“Why, yes!” cried Hamilton Gould. “I’m ready to wager he is.”
“Will you show us the man?” demanded Mrs. Bigelow.
“Perhaps I may, who knows?”
Then all burst out laughing; Ascott had just drawn their attention to the smoking compartment at the far end of the car, where a passenger lay fast asleep, adding the suggestion:
“Perhaps it’s that gentleman.”
First the men, then the ladies, all equally amused and curious, stole one by one to peep in at the traveller who was still fast asleep, little dreaming of the interest he aroused.
But the man of the silvery hair again drew attention to himself by his criticism of Ascott’s identification.
“It shows a want of perspicacity, sir,” he declared, “to take the gentleman sleeping there for Tom Bob. In the first place a detective does not sleep; besides which, one has only to look at your man in the smoking carriage to be quite sure, first, that he is a Frenchman; that is plain from the cut of his clothes, and second, that he is an officer, in fact I should say an officer actually serving with the colours.”

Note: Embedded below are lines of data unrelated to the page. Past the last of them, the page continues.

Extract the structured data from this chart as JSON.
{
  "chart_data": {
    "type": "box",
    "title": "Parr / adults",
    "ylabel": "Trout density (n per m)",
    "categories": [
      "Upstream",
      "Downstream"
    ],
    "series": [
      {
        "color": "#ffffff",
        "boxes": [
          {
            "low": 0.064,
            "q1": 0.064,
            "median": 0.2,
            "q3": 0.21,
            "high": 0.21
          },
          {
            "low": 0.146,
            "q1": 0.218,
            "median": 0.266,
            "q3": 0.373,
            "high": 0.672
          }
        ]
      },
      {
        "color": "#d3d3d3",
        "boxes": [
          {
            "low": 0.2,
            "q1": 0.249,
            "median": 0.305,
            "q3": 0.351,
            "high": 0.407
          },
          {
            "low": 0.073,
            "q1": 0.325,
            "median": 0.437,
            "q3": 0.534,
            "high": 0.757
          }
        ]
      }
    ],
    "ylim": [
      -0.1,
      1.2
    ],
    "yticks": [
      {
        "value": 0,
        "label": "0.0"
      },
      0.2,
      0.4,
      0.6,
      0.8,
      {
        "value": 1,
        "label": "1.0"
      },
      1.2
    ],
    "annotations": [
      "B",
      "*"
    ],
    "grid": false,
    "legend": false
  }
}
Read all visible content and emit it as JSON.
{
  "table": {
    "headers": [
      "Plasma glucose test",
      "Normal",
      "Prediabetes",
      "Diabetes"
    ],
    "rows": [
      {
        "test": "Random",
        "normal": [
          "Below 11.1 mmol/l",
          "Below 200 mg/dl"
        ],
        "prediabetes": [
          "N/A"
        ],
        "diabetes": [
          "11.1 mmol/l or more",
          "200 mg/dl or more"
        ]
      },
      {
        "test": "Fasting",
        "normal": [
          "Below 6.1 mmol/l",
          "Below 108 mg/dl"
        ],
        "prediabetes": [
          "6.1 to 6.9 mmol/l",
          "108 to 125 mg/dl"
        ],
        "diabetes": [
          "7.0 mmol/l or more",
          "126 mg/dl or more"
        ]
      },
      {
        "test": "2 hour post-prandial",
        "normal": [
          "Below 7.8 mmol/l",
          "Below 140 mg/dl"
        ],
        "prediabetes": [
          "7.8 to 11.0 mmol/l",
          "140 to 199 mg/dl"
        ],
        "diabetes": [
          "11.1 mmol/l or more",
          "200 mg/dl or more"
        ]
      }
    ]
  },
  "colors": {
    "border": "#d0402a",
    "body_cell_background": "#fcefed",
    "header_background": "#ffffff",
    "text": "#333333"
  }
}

Much impressed, Sonia Danidoff drew nearer to the speaker: “And what tells you that, sir?” The man bowed gravely.
“Nothing simpler, madam! To begin with, look at that bundle of sticks and umbrellas in the net above his head; amongst them don’t you see something long in a green baize case?—a sword, an officer’s sword, obviously! Then notice his temples; the hair lies flat to the head all round a circular line, while it sticks out like other people’s just below at the level of the top of the ear—that means our gentleman usually wears a képi. Then, consider, apart from the moustache, the only hair he wears on his face, the bronze of the skin, stopping short at the neck—there you have a man used to living in the open air. I believe I am pretty accurate in my diagnosis ... what do you think of it?”